Top performers by profit growth included Searle, Hoechst Pakistan, AGP, Macter, and BF Biosciences. These firms showed robust expansion in both sales and profitability.

Positive Outlook Ahead for Pharma

Topline Securities expects pharma profitability to remain strong in the coming quarters. The sector is entering a phase of new product launches, while API prices continue to fall due to lower crude oil prices. Both factors are expected to support margins and earnings momentum.

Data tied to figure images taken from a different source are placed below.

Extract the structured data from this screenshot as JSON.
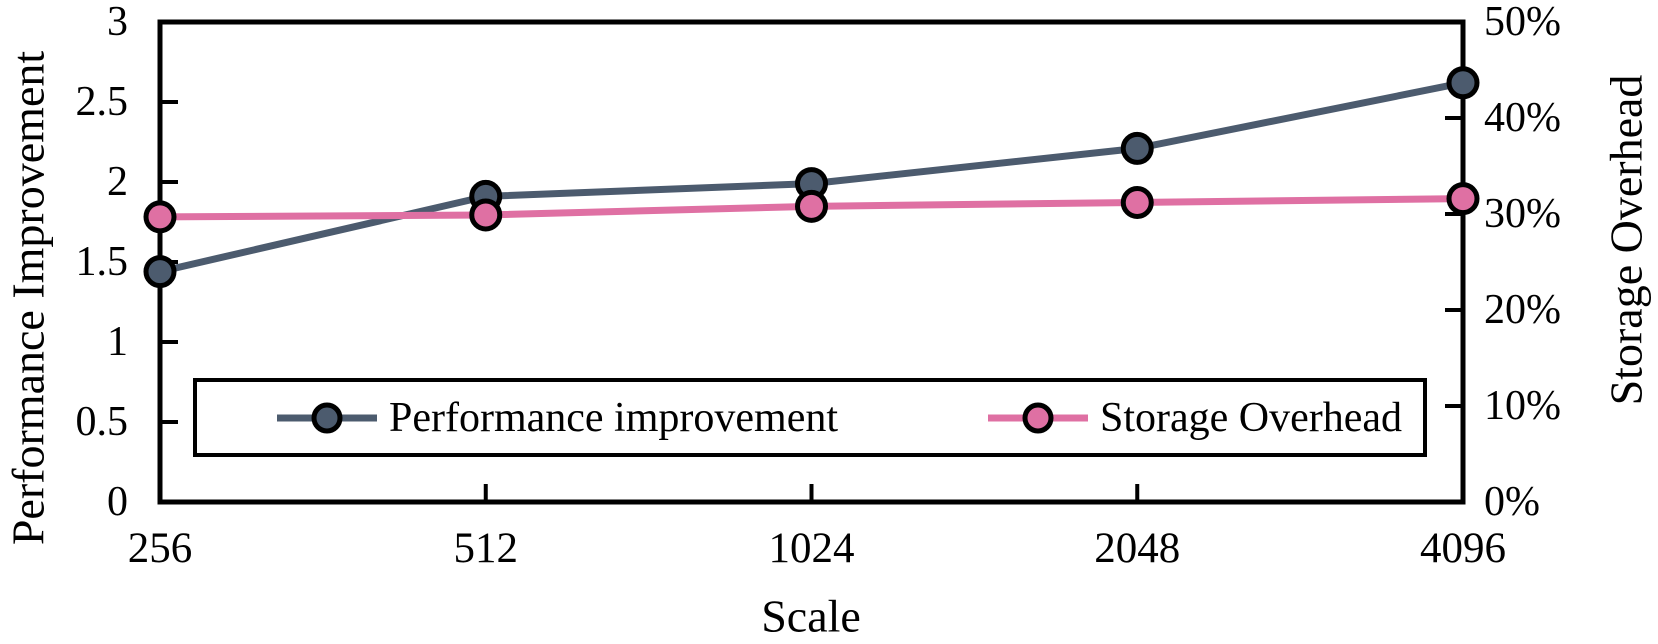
{
  "chart_data": {
    "type": "line",
    "title": "",
    "xlabel": "Scale",
    "categories": [
      "256",
      "512",
      "1024",
      "2048",
      "4096"
    ],
    "series": [
      {
        "name": "Performance improvement",
        "axis": "left",
        "color": "#4c5b6e",
        "values": [
          1.44,
          1.91,
          1.99,
          2.21,
          2.62
        ]
      },
      {
        "name": "Storage Overhead",
        "axis": "right",
        "color": "#df70a3",
        "values": [
          29.7,
          29.9,
          30.8,
          31.2,
          31.6
        ]
      }
    ],
    "left_axis": {
      "title": "Performance Improvement",
      "min": 0,
      "max": 3,
      "tick_labels": [
        "0",
        "0.5",
        "1",
        "1.5",
        "2",
        "2.5",
        "3"
      ]
    },
    "right_axis": {
      "title": "Storage Overhead",
      "min": 0,
      "max": 50,
      "tick_labels": [
        "0%",
        "10%",
        "20%",
        "30%",
        "40%",
        "50%"
      ]
    },
    "legend": {
      "position": "bottom-inside",
      "entries": [
        "Performance improvement",
        "Storage Overhead"
      ]
    },
    "grid": false,
    "axis_color": "#000000",
    "marker_outline_color": "#000000"
  }
}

The brokerage recommends investors focus on high-quality stocks that have:

  • A larger share of non-essential products
  • Low leverage
  • Strong gross margins
  • Attractive valuations

In its recent strategy report (November 8, 2025), Topline named GlaxoSmithKline (GLAXO) and Highnoon Laboratories (HINOON) as alpha stocks in the sector.

Pakistan’s pharmaceutical sector continues to show strong recovery and profitability, supported by policy reforms and lower financial pressures.

The combination of price deregulation, improving cost efficiency, and product innovation positions the sector for sustained growth in FY26.